Notwithstanding Trump’s views, the US has a clear and compelling interest in actively participating in, and indeed leading, economic integration efforts in Asia pacific. Australia should encourage the new US administration to recognise where its interests lie and in doing so, offer a path way for it to ‘re-join’ Asia Pacific trade liberalisation.

In Europe, François Fillon won the nomination of mainstream French centre-right party The Republicans, beating out Alain Juppé. Fillon is likely to be France’s next president, wrote Matthew Dal Santo:

Fillon is far from a French Trump and he isn’t offering the French a ‘Frexit’. Economically, his programme of liberalisation conventionally provokes comparisons with Margaret Thatcher, and he has no intention of removing France from the EU. But his candidacy rides a similar wave of discontent with many of the shibboleths of late modern cultural and social liberalism (indeed, Australians might think of him as a French John Howard).

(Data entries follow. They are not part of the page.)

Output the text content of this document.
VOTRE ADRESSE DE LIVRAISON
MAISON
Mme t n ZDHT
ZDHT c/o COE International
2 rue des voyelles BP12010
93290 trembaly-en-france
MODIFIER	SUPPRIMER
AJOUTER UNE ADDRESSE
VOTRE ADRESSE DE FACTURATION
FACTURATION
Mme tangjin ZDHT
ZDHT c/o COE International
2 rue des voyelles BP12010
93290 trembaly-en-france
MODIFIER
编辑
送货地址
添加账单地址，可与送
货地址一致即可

Despite claims to the contrary, a populist EU would struggle to address the transnational challenges facing it, argued Daniel Woker:

In a time where fundamentals of the liberal order that we have known and profited from are starting to totter (a more isolationist US, the appearance of triumphant authoritarian rule in China, Russia and Turkey), it is more important than ever to project a united European position. The alternative is to become a disunited band of helpless nation states at the wrong end of Eurasia.

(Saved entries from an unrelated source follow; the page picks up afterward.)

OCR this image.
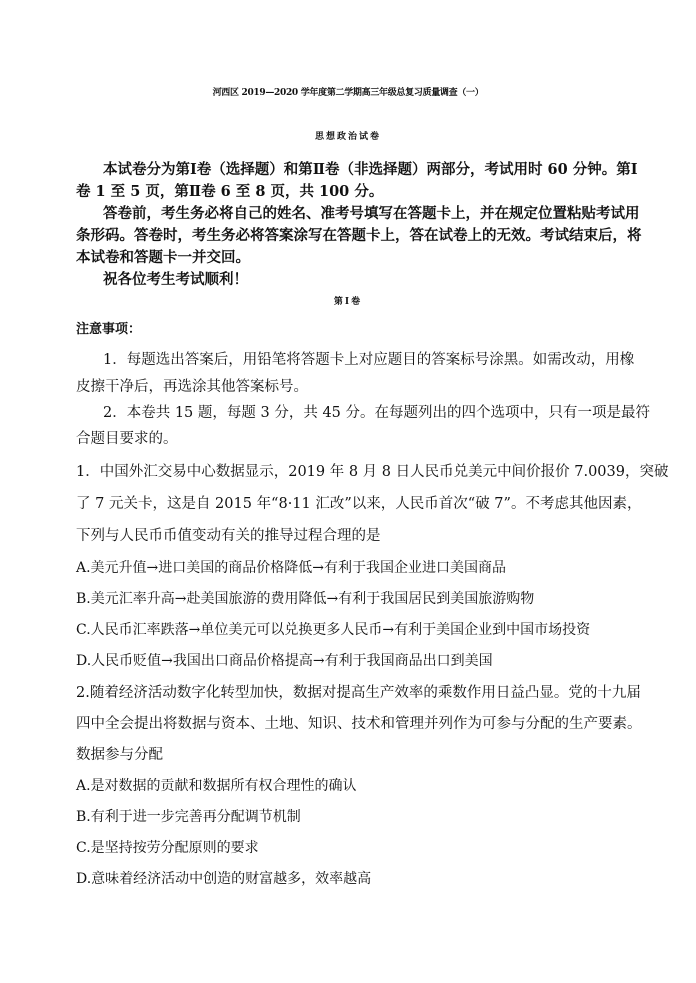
河西区 2019—2020 学年度第二学期高三年级总复习质量调查（一）
思想政治试卷
本试卷分为第Ⅰ卷（选择题）和第Ⅱ卷（非选择题）两部分，考试用时 60 分钟。第Ⅰ
卷 1 至 5 页，第Ⅱ卷 6 至 8 页，共 100 分。
答卷前，考生务必将自己的姓名、准考号填写在答题卡上，并在规定位置粘贴考试用
条形码。答卷时，考生务必将答案涂写在答题卡上，答在试卷上的无效。考试结束后，将
本试卷和答题卡一并交回。
祝各位考生考试顺利！
第Ⅰ卷
注意事项：
1．每题选出答案后，用铅笔将答题卡上对应题目的答案标号涂黑。如需改动，用橡
皮擦干净后，再选涂其他答案标号。
2．本卷共 15 题，每题 3 分，共 45 分。在每题列出的四个选项中，只有一项是最符
合题目要求的。
1．中国外汇交易中心数据显示，2019 年 8 月 8 日人民币兑美元中间价报价 7.0039，突破
了 7 元关卡，这是自 2015 年“8·11 汇改”以来，人民币首次“破 7”。不考虑其他因素，
下列与人民币币值变动有关的推导过程合理的是
A.美元升值→进口美国的商品价格降低→有利于我国企业进口美国商品
B.美元汇率升高→赴美国旅游的费用降低→有利于我国居民到美国旅游购物
C.人民币汇率跌落→单位美元可以兑换更多人民币→有利于美国企业到中国市场投资
D.人民币贬值→我国出口商品价格提高→有利于我国商品出口到美国
2.随着经济活动数字化转型加快，数据对提高生产效率的乘数作用日益凸显。党的十九届
四中全会提出将数据与资本、土地、知识、技术和管理并列作为可参与分配的生产要素。
数据参与分配
A.是对数据的贡献和数据所有权合理性的确认
B.有利于进一步完善再分配调节机制
C.是坚持按劳分配原则的要求
D.意味着经济活动中创造的财富越多，效率越高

Marcus Colla wrote on what kind of inspiration Trump would likely be for European populists, if at all:

It is easy to see why Trump is far from an ideal poster-boy for the European populists. Ostentatious wealth, glamour, celebrity, outlandishness and untrammelled political aggression do not sit easily with the European style, while the president-elect’s coarseness and iconoclastic rage jar with the subtler approach that many parties have recently sought to adopt.

And are we even witnessing a globally connected wave of populism? Sam Roggeveen:

I would caution that, while it is attractive to look for universal causes ('the Orwell temptation'), there may not be one. It's possible that local circumstances, individual talent and a dash of pure chance have brought about the results we have seen in the UK, Europe, Greece, Australia and the US.

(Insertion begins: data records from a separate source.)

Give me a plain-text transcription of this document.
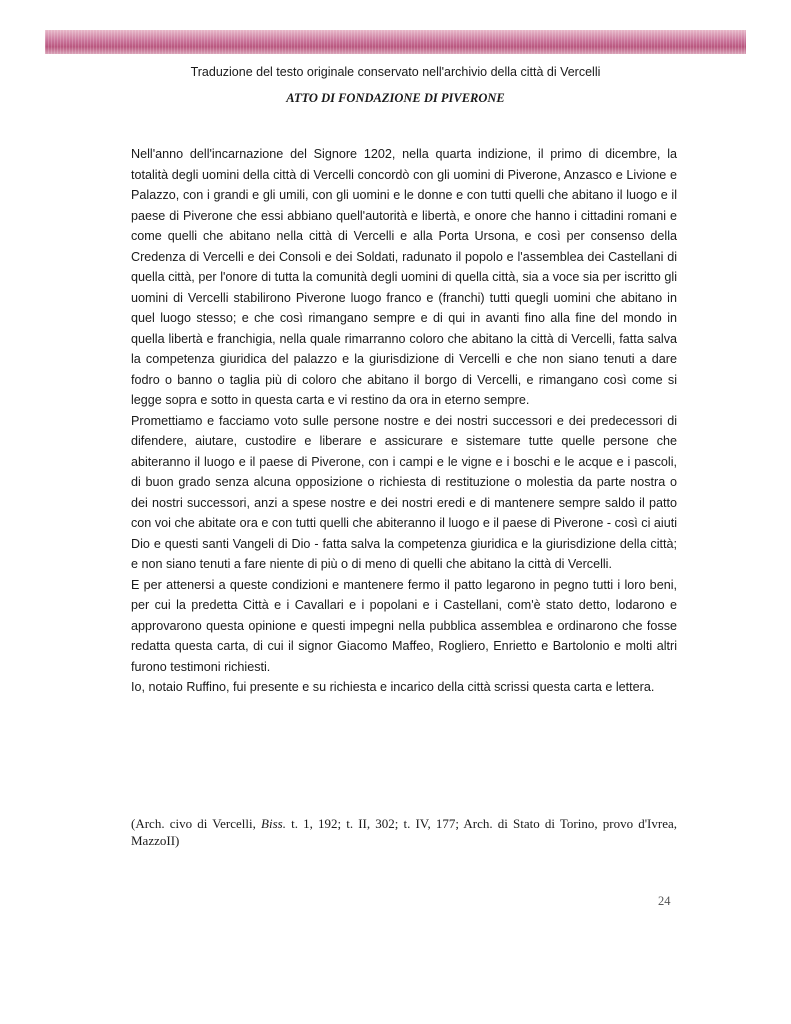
Traduzione del testo originale conservato nell'archivio della città di Vercelli
ATTO DI FONDAZIONE DI PIVERONE

Nell'anno dell'incarnazione del Signore 1202, nella quarta indizione, il primo di dicembre, la totalità degli uomini della città di Vercelli concordò con gli uomini di Piverone, Anzasco e Livione e Palazzo, con i grandi e gli umili, con gli uomini e le donne e con tutti quelli che abitano il luogo e il paese di Piverone che essi abbiano quell'autorità e libertà, e onore che hanno i cittadini romani e come quelli che abitano nella città di Vercelli e alla Porta Ursona, e così per consenso della Credenza di Vercelli e dei Consoli e dei Soldati, radunato il popolo e l'assemblea dei Castellani di quella città, per l'onore di tutta la comunità degli uomini di quella città, sia a voce sia per iscritto gli uomini di Vercelli stabilirono Piverone luogo franco e (franchi) tutti quegli uomini che abitano in quel luogo stesso; e che così rimangano sempre e di qui in avanti fino alla fine del mondo in quella libertà e franchigia, nella quale rimarranno coloro che abitano la città di Vercelli, fatta salva la competenza giuridica del palazzo e la giurisdizione di Vercelli e che non siano tenuti a dare fodro o banno o taglia più di coloro che abitano il borgo di Vercelli, e rimangano così come si legge sopra e sotto in questa carta e vi restino da ora in eterno sempre.

Promettiamo e facciamo voto sulle persone nostre e dei nostri successori e dei predecessori di difendere, aiutare, custodire e liberare e assicurare e sistemare tutte quelle persone che abiteranno il luogo e il paese di Piverone, con i campi e le vigne e i boschi e le acque e i pascoli, di buon grado senza alcuna opposizione o richiesta di restituzione o molestia da parte nostra o dei nostri successori, anzi a spese nostre e dei nostri eredi e di mantenere sempre saldo il patto con voi che abitate ora e con tutti quelli che abiteranno il luogo e il paese di Piverone - così ci aiuti Dio e questi santi Vangeli di Dio - fatta salva la competenza giuridica e la giurisdizione della città; e non siano tenuti a fare niente di più o di meno di quelli che abitano la città di Vercelli.

E per attenersi a queste condizioni e mantenere fermo il patto legarono in pegno tutti i loro beni, per cui la predetta Città e i Cavallari e i popolani e i Castellani, com'è stato detto, lodarono e approvarono questa opinione e questi impegni nella pubblica assemblea e ordinarono che fosse redatta questa carta, di cui il signor Giacomo Maffeo, Rogliero, Enrietto e Bartolonio e molti altri furono testimoni richiesti.

Io, notaio Ruffino, fui presente e su richiesta e incarico della città scrissi questa carta e lettera.

(Arch. civo di Vercelli, Biss. t. 1, 192; t. II, 302; t. IV, 177; Arch. di Stato di Torino, provo d'Ivrea, MazzoII)
24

Should Trump throw a 45% tariff on Chinese imports, how should China rationally respond? And is there a case for a US tariff increase at all? Greg Earl:

The modelling, presented at the Melbourne Economic Forum, shows that a 45% tariff would also not necessarily be globally disruptive in its own right. But a simulation of a 45% retaliatory tariff by China on the US and a flow-on 20% tariff around the rest of the world would reduce world trade volume by a third and take many economies into recession.

Stephen Grenville analysed the new hip view on fiscal policy:

Accepted wisdom on fiscal policy has shifted remarkably over the last couple of years, although too late to support the feeble global recovery from the 2008 crisis. Now the consensus is that there is a good case for fiscal stimulus in countries still with sub-par growth (ie. almost all), provided they have 'fiscal space'.

Given Pakistan's historic propensity for coups, what should we expect from Pakistan’s new chief of army staff, General Qamar Javed Bajwa? Shashank Joshi:

History is a useful guide here. Bajwa, we are assured, is ‘an apolitical person’, ‘more reserved than his predecessor’, and a ‘thorough professional’. If this language sounds familiar, it’s because it’s the stock greeting for a Pakistani army chief – more in hope than in expectation… when a Pakistani civilian hears the word ‘apolitical’, it’s a good idea to change the locks.

Finally, Victor Abramowicz argued for the wisdom of large surface ships:

In response, for the defender, a common proposition is that submarines may be the only feasible vessels for contested environments, depending on their stealth to provide a good chance of survival. Surface ships, on the other hand, will become floating targets, and large surface ships in particular simply expensive follies. Such analyses make the defender rely heavily on the ‘avoiding detection’ part of the formula. This bets the farm on future surveillance not outmatching submarines’ stealth, an uncertain prospect.